Durango High School alumnus Aaron Coats, who has committed
to play college baseball at Lamar Community College next season, leaps to catch a throw over the second-base bag and Dallas D-Bat Mustangs John Michael Twichell, as Twichell stole second in the top of the third inning of Tuesday night’s game at Ricketts Park in Farmington. Dallas won the third-round Connie Mack World Series game 7-0 to eliminate the Four Corners Thunder from the tournament.
For the second consecutive night, a Dallas-area team defeated the Durango-based Connie Mack World Series host at Ricketts Park in Farmington.
The Dallas Tigers defeated the Four Corners Thunder 5-0 on Monday night to send the locals into the consolation bracket. The Dallas D-Bat Mustangs defeated the Four Corners Thunder 7-0 on Tuesday night to send the locals home after three rounds of baseball.
"We saw a couple of good pitchers," Thunder coach Rob Coddington said late Tuesday night. "Those two guys were pretty good."

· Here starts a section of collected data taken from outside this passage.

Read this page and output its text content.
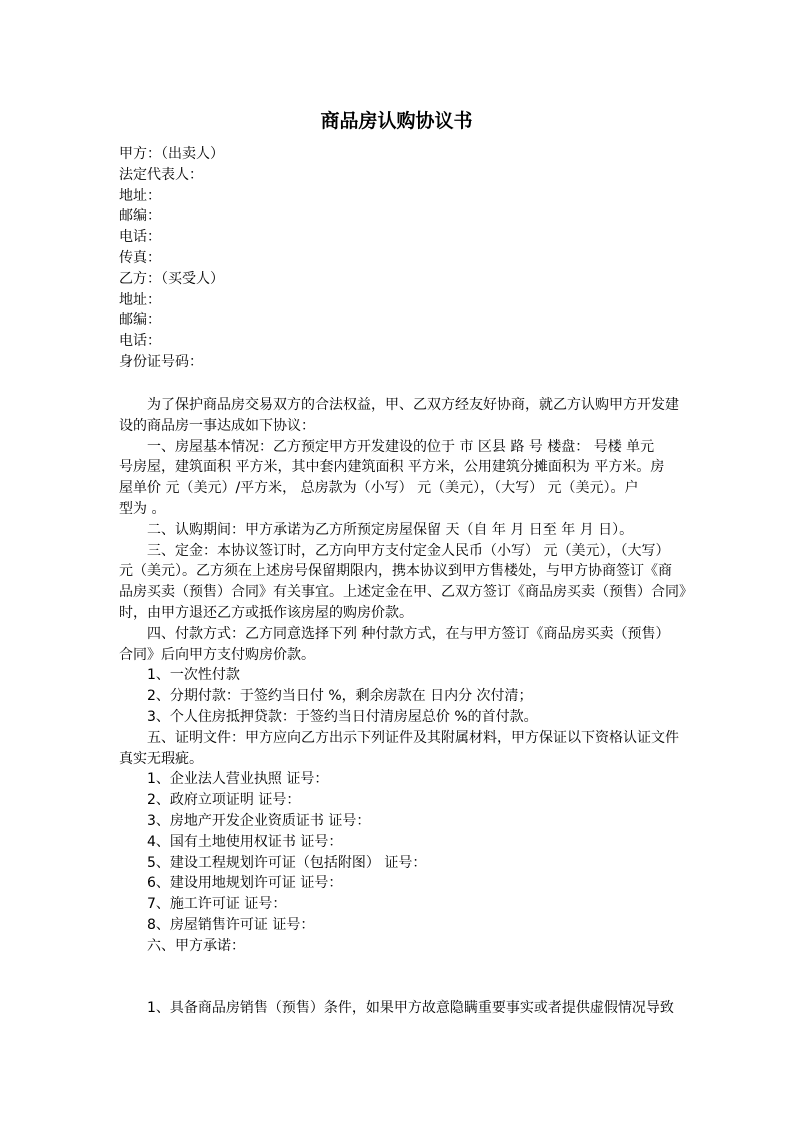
商品房认购协议书

甲方：（出卖人）

法定代表人：

地址：

邮编：

电话：

传真：

乙方：（买受人）

地址：

邮编：

电话：

身份证号码：

为了保护商品房交易双方的合法权益，甲、乙双方经友好协商，就乙方认购甲方开发建

设的商品房一事达成如下协议：

一、房屋基本情况：乙方预定甲方开发建设的位于 市 区县 路 号 楼盘： 号楼 单元

号房屋，建筑面积 平方米，其中套内建筑面积 平方米，公用建筑分摊面积为 平方米。房

屋单价 元（美元）/平方米， 总房款为（小写） 元（美元），（大写） 元（美元）。户

型为 。

二、认购期间：甲方承诺为乙方所预定房屋保留 天（自 年 月 日至 年 月 日）。

三、定金：本协议签订时，乙方向甲方支付定金人民币（小写） 元（美元），（大写）

元（美元）。乙方须在上述房号保留期限内，携本协议到甲方售楼处，与甲方协商签订《商

品房买卖（预售）合同》有关事宜。上述定金在甲、乙双方签订《商品房买卖（预售）合同》

时，由甲方退还乙方或抵作该房屋的购房价款。

四、付款方式：乙方同意选择下列 种付款方式，在与甲方签订《商品房买卖（预售）

合同》后向甲方支付购房价款。

1、一次性付款

2、分期付款：于签约当日付 %，剩余房款在 日内分 次付清；

3、个人住房抵押贷款：于签约当日付清房屋总价 %的首付款。

五、证明文件：甲方应向乙方出示下列证件及其附属材料，甲方保证以下资格认证文件

真实无瑕疵。

1、企业法人营业执照 证号：

2、政府立项证明 证号：

3、房地产开发企业资质证书 证号：

4、国有土地使用权证书 证号：

5、建设工程规划许可证（包括附图） 证号：

6、建设用地规划许可证 证号：

7、施工许可证 证号：

8、房屋销售许可证 证号：

六、甲方承诺：

1、具备商品房销售（预售）条件，如果甲方故意隐瞒重要事实或者提供虚假情况导致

The two Dallas hurlers, throwing on separate Connie Mack teams but soon to be teammates at Division I Texas A&M University this fall, handed the Thunder back-to-back shutouts after the latter advanced to the second round of the prestigious tournament with a 7-3 first-round win over the South Troy (N.Y.) Dodgers on Friday.
"They threw strikes, they threw good offspeed pitches," Coddington said. "This was a good experience for our guys that are going to play college ball next year. They saw some stuff here that they're going to see there, so get ready for it."
Both pitchers threw in the low 90s, similar to Sean O'Connor, the Tuesday-night starter for Four Corners. Only O'Connor, one of two pick-ups from Dallas on the home team, struggled to find his command on the mound.
Dallas scored three runs in the first and two in the third against O'Connor to take an early 5-0 lead.
"He was throwing hard, got a couple of outs, but Clayton (Parks) came in and quieted them down," Coddington said of his former starting pitcher at Durango High School.
Parks entered in the fourth and threw 3 1/3 scoreless innings, only allowing one hit.
"He did a really good job (Tuesday night)," Coddington said. "He shut 'em down. He was the highlight of the night, the highlight of the summer, really.
"How much he has improved from his freshman year of college is amazing, and it's a tribute to how hard he's worked at it."
Parks, a late signee to Colorado Northwestern Community College, worked his way from outfielder to starting pitcher and likely will pitch next season exclusively for New Mexico Junior College, with Thunder and fellow DHS alum Tyler McKnight.
Ben Southworth, who will try and walk on to the baseball team at Dartmouth this fall, pitched the seventh inning for the Thunder, where the Mustangs scored their final two runs.
Coddington said Four Corners pitchers issued too many walks, and it's one threat offensively - runners at first and second in the third inning - was foiled on a hard line-drive out to left field off the bat of Morgan McCasland.
"At that point, a couple of runs would've been huge," Coddington said.